Tuesday, October 14, 2008

Drowning in my Kids

I had a conversation with a woman I recently met. She has a son that has issues but does not have a diagnosis. She has put her life on hold and is desperately working with therapists and doctors in order to fully understand his needs. Of course, this bonded us immediately as I feel that I am doing the same thing with Adeline.

She mentioned in an email that I had said, "I am drowning in my kids." I don't remember saying it but when reading her email, the phrase struck me at my core. I am trying everyday to give my children all that they need. Unfortunately, they need more than most children. I end up orchestrating a juggling act between therapy, appointments, therapy centered play, and just enjoying and loving my girls. Drowning is right! As I continue to strive for a balance, I am beginning to realize that balance isn't the answer.
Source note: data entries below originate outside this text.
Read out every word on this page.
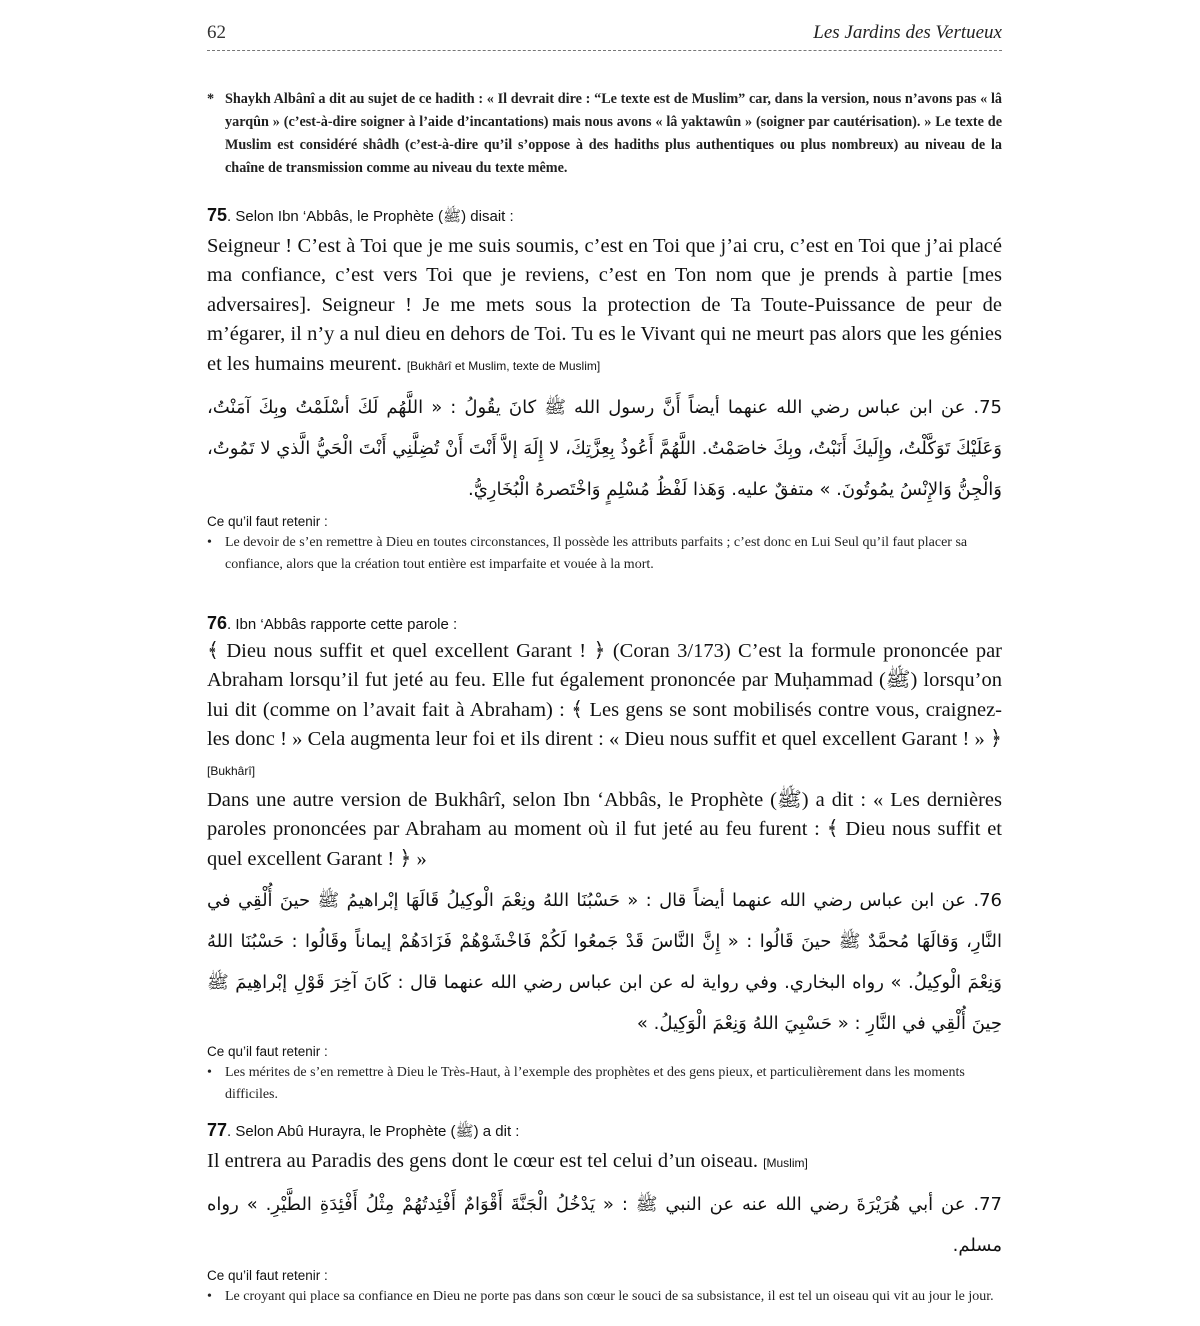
62	Les Jardins des Vertueux
* Shaykh Albânî a dit au sujet de ce hadith : « Il devrait dire : “Le texte est de Muslim” car, dans la version, nous n’avons pas « lâ yarqûn » (c’est-à-dire soigner à l’aide d’incantations) mais nous avons « lâ yaktawûn » (soigner par cautérisation). » Le texte de Muslim est considéré shâdh (c’est-à-dire qu’il s’oppose à des hadiths plus authentiques ou plus nombreux) au niveau de la chaîne de transmission comme au niveau du texte même.
75. Selon Ibn ‘Abbâs, le Prophète (ﷺ) disait :
Seigneur ! C’est à Toi que je me suis soumis, c’est en Toi que j’ai cru, c’est en Toi que j’ai placé ma confiance, c’est vers Toi que je reviens, c’est en Ton nom que je prends à partie [mes adversaires]. Seigneur ! Je me mets sous la protection de Ta Toute-Puissance de peur de m’égarer, il n’y a nul dieu en dehors de Toi. Tu es le Vivant qui ne meurt pas alors que les génies et les humains meurent. [Bukhârî et Muslim, texte de Muslim]
75. عن ابن عباس رضي الله عنهما أيضاً أَنَّ رسول الله ﷺ كانَ يقُولُ : « اللَّهُم لَكَ أسْلَمْتُ وبِكَ آمَنْتُ، وَعَلَيْكَ تَوَكَّلْتُ، وإِلَيكَ أَنَبْتُ، وبِكَ خاصَمْتُ. اللَّهُمَّ أَعُوذُ بِعِزَّتِكَ، لا إِلَهَ إلاَّ أَنْتَ أَنْ تُضِلَّنِي أَنْتَ الْحَيُّ الَّذي لا تَمُوتُ، وَالْجِنُّ وَالإِنْسُ يمُوتُونَ. » متفقٌ عليه. وَهَذا لَفْظُ مُسْلِمٍ وَاخْتَصرهُ الْبُخَارِيُّ.
Ce qu’il faut retenir :
• Le devoir de s’en remettre à Dieu en toutes circonstances, Il possède les attributs parfaits ; c’est donc en Lui Seul qu’il faut placer sa confiance, alors que la création tout entière est imparfaite et vouée à la mort.
76. Ibn ‘Abbâs rapporte cette parole :
﴾ Dieu nous suffit et quel excellent Garant ! ﴿ (Coran 3/173) C’est la formule prononcée par Abraham lorsqu’il fut jeté au feu. Elle fut également prononcée par Muḥammad (ﷺ) lorsqu’on lui dit (comme on l’avait fait à Abraham) : ﴾ Les gens se sont mobilisés contre vous, craignez-les donc ! » Cela augmenta leur foi et ils dirent : « Dieu nous suffit et quel excellent Garant ! » ﴿ [Bukhârî]
Dans une autre version de Bukhârî, selon Ibn ‘Abbâs, le Prophète (ﷺ) a dit : « Les dernières paroles prononcées par Abraham au moment où il fut jeté au feu furent : ﴾ Dieu nous suffit et quel excellent Garant ! ﴿ »
76. عن ابن عباس رضي الله عنهما أيضاً قال : « حَسْبُنَا اللهُ ونِعْمَ الْوكِيلُ قَالَهَا إبْراهيمُ ﷺ حينَ أُلْقِي في النَّارِ، وَقالَهَا مُحمَّدٌ ﷺ حينَ قَالُوا : « إِنَّ النَّاسَ قَدْ جَمعُوا لَكُمْ فَاخْشَوْهُمْ فَزَادَهُمْ إيماناً وقَالُوا : حَسْبُنَا اللهُ وَنِعْمَ الْوكِيلُ. » رواه البخاري. وفي رواية له عن ابن عباس رضي الله عنهما قال : كَانَ آخِرَ قَوْلِ إبْراهِيمَ ﷺ حِينَ أُلْقِي في النَّارِ : « حَسْبِيَ اللهُ وَنِعْمَ الْوَكِيلُ. »
Ce qu’il faut retenir :
• Les mérites de s’en remettre à Dieu le Très-Haut, à l’exemple des prophètes et des gens pieux, et particulièrement dans les moments difficiles.
77. Selon Abû Hurayra, le Prophète (ﷺ) a dit :
Il entrera au Paradis des gens dont le cœur est tel celui d’un oiseau. [Muslim]
77. عن أبي هُرَيْرَةَ رضي الله عنه عن النبي ﷺ : « يَدْخُلُ الْجَنَّةَ أَقْوَامٌ أَفْئِدتُهُمْ مِثْلُ أَفْئِدَةِ الطَّيْرِ. » رواه مسلم.
Ce qu’il faut retenir :
• Le croyant qui place sa confiance en Dieu ne porte pas dans son cœur le souci de sa subsistance, il est tel un oiseau qui vit au jour le jour.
It just seems to be the first thing out of everyone's mouth that recognizes the difficulty of our situation. There is always need for more therapy, medical opinions and evaluations. My girls could use a great deal more from me in the therapy centered play and of course, the one that beats me up most at night is the too few moments of just loving my girls. If I really want to balance this, then all areas are going to be cut back. Clearly, there is need for more of each so really what we all need is more daylight hours, patience and money. Daylight hours so that we can squeeze in more play and therapy in one day. As it is, I can barely fit all of their therapists into a week. I find myself ready to sit down and hold and love my girls at 7:45 at night when they are already late for bed. More patience is like stating the obvious. I can only do something for so long without getting annoyed that my child isn't cooperating, or that another child is trying to pull me away from what I am trying to accomplish with her sibling. Finally, more money. Yes, money. There is a need because alternative therapies aren't covered and the top doctors that see special cases like Adeline are often not considered in-network. We just scheduled Adeline to be seen at the Kennedy Krieger Institute where you pay upfront ($1500 that is) and pray that your insurance kicks in retroactively. So no, there is no balance. There is always a need for more and balance isn't the answer. All, balance does for me is find away to fit a little bit of everything into a day. I still go to bed feeling that everything we do is just inadequate. I just can't come up with a "fix."

Ultimately, I am drowning in my kids.